In 1989, Cox participated in a project in collaboration with the U.S. Geological Survey at McKittrick Canyon in the Guadalupe Mountains National Park. The study she conducted primarily focused on the understanding of the canyon's petrology and topography. Her study resulted in the recognition of McKittrick Canyon's three distinct regions, each with their own set of characteristics: Captain Massive, and the Proximal and distal fore-slopes. The composition of each of these sections, particularly within the carbon and oxygen isotopes found within the canyon, led to the interpretation of the canyon's history and its significance as a geological landmark.

It was in the initial period of her career, that Cox met John Steinmetz, a Gulf Coast palaeontologist.
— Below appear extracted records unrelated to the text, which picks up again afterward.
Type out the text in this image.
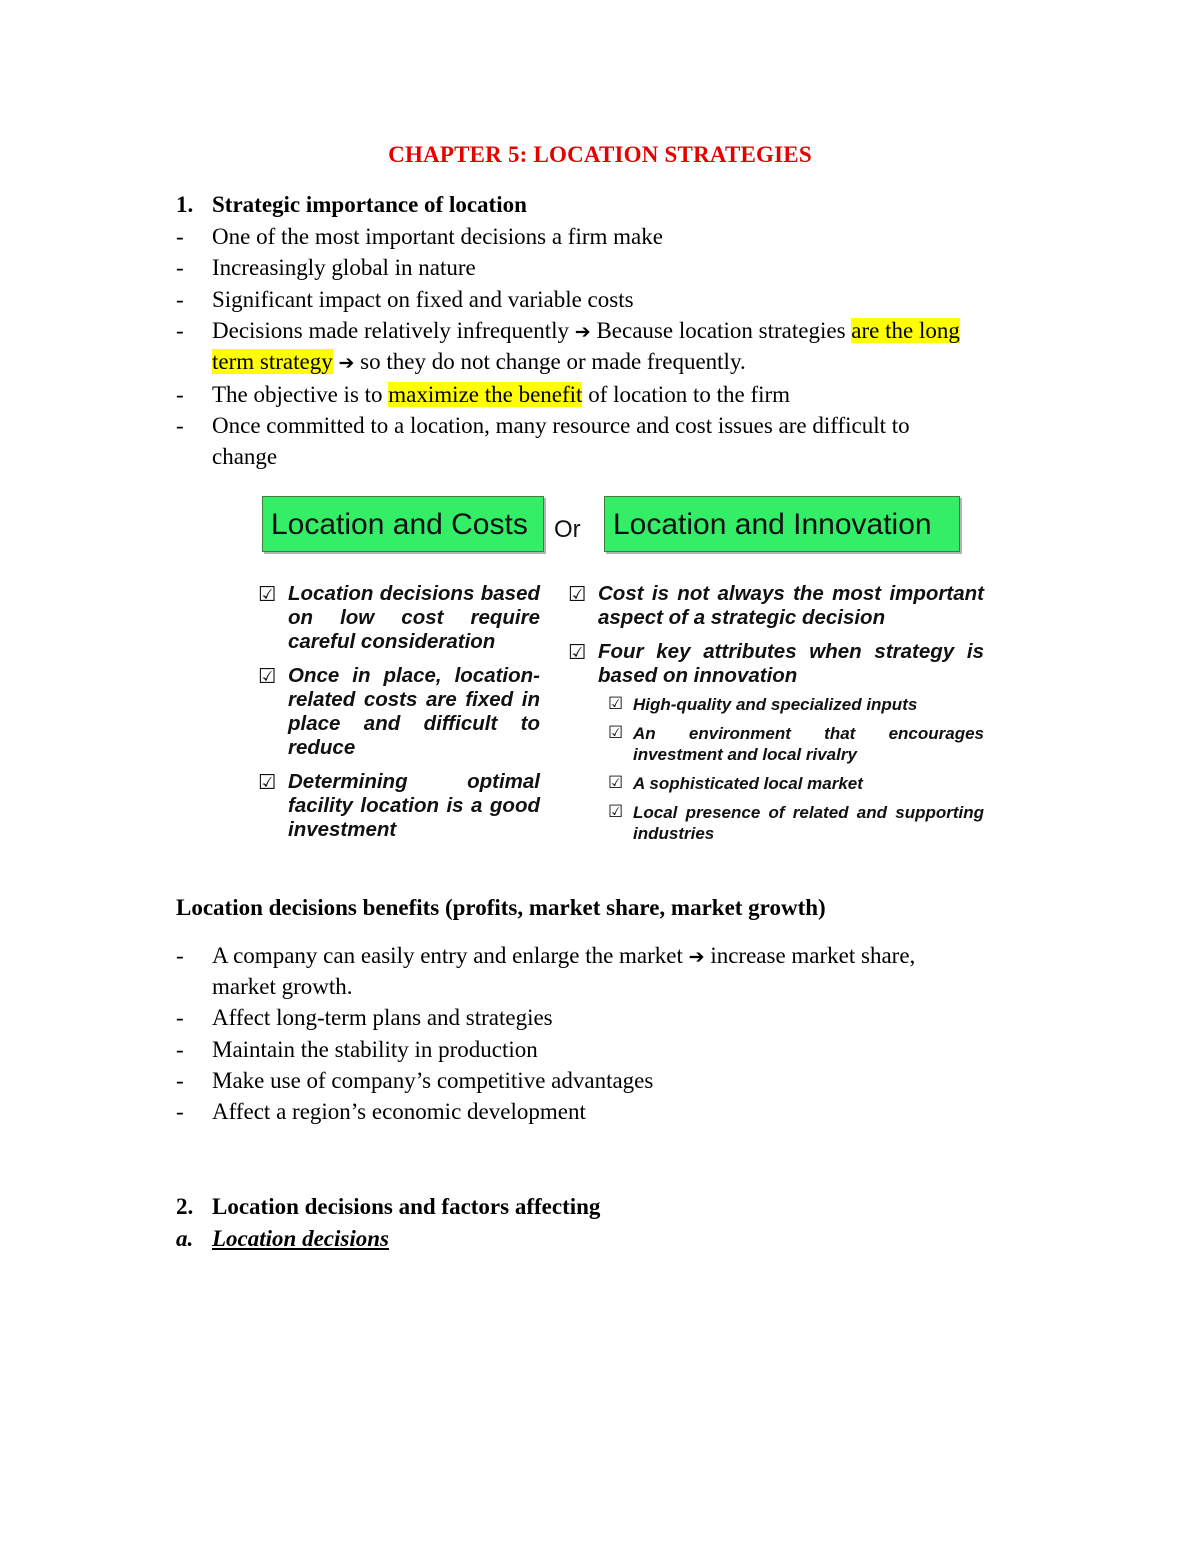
CHAPTER 5: LOCATION STRATEGIES
1. Strategic importance of location
- One of the most important decisions a firm make
- Increasingly global in nature
- Significant impact on fixed and variable costs
- Decisions made relatively infrequently ➔ Because location strategies are the long
term strategy ➔ so they do not change or made frequently.
- The objective is to maximize the benefit of location to the firm
- Once committed to a location, many resource and cost issues are difficult to
change
Location and Costs	Or	Location and Innovation
☑ Location decisions based on low cost require careful consideration
☑ Once in place, location-related costs are fixed in place and difficult to reduce
☑ Determining optimal facility location is a good investment
☑ Cost is not always the most important aspect of a strategic decision
☑ Four key attributes when strategy is based on innovation
☑ High-quality and specialized inputs
☑ An environment that encourages investment and local rivalry
☑ A sophisticated local market
☑ Local presence of related and supporting industries
Location decisions benefits (profits, market share, market growth)
- A company can easily entry and enlarge the market ➔ increase market share,
market growth.
- Affect long-term plans and strategies
- Maintain the stability in production
- Make use of company’s competitive advantages
- Affect a region’s economic development
2. Location decisions and factors affecting
a. Location decisions
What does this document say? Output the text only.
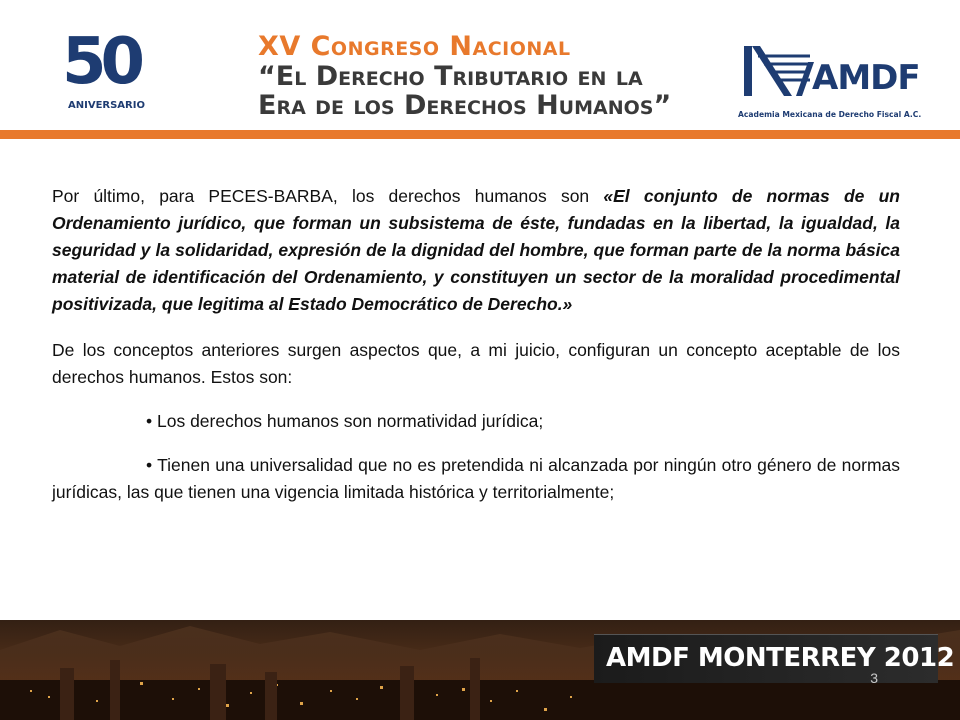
50
ANIVERSARIO
XV Congreso Nacional
“El Derecho Tributario en la
Era de los Derechos Humanos”
AMDF
Academia Mexicana de Derecho Fiscal A.C.

Por último, para PECES-BARBA, los derechos humanos son «El conjunto de normas de un Ordenamiento jurídico, que forman un subsistema de éste, fundadas en la libertad, la igualdad, la seguridad y la solidaridad, expresión de la dignidad del hombre, que forman parte de la norma básica material de identificación del Ordenamiento, y constituyen un sector de la moralidad procedimental positivizada, que legitima al Estado Democrático de Derecho.»

De los conceptos anteriores surgen aspectos que, a mi juicio, configuran un concepto aceptable de los derechos humanos. Estos son:

• Los derechos humanos son normatividad jurídica;

• Tienen una universalidad que no es pretendida ni alcanzada por ningún otro género de normas jurídicas, las que tienen una vigencia limitada histórica y territorialmente;

AMDF MONTERREY 2012
3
Steinmetz acted as a mentor to Cox and guided her in a range of topics pertinent to professional development in the Petroleum Geology sector.

In 1988, Cox requested to be transferred to the Midland, Texas, production office, where she worked in the “development” sector. She gained first-hand experience in field operations and assessed the roles of each section of the company. Cox’s assessment produced a result wherein there were big gaps between different chains within the company. This assessment made her a “connector”. Later on, Cox was selected as the team leader for Midland’s first “Multidisciplinary Reservoir Characterization Project”.

Throughout her career as a geologist, Cox experienced a great deal of success as a pioneer in leading an endeavour of sustainable development within the petroleum and energy industry. After working at Marathon Oil Co. for over 20 years, Cox joined Storm Energy Ltd. in 2004.

In 2016, Cox was appointed the position of President of Storm Energy Ltd. where she remains until this day. Most notably, Cox was also the President of the American Association of Petroleum Geologists from 2020 to 2021. As of 2022, Cox stood on the executive council of the AAPG as the Vice President and treasurer. She takes on an active role as an advocate for sustainability; she consistently speaks to leaders of international communities about how to progress towards sustainable energy.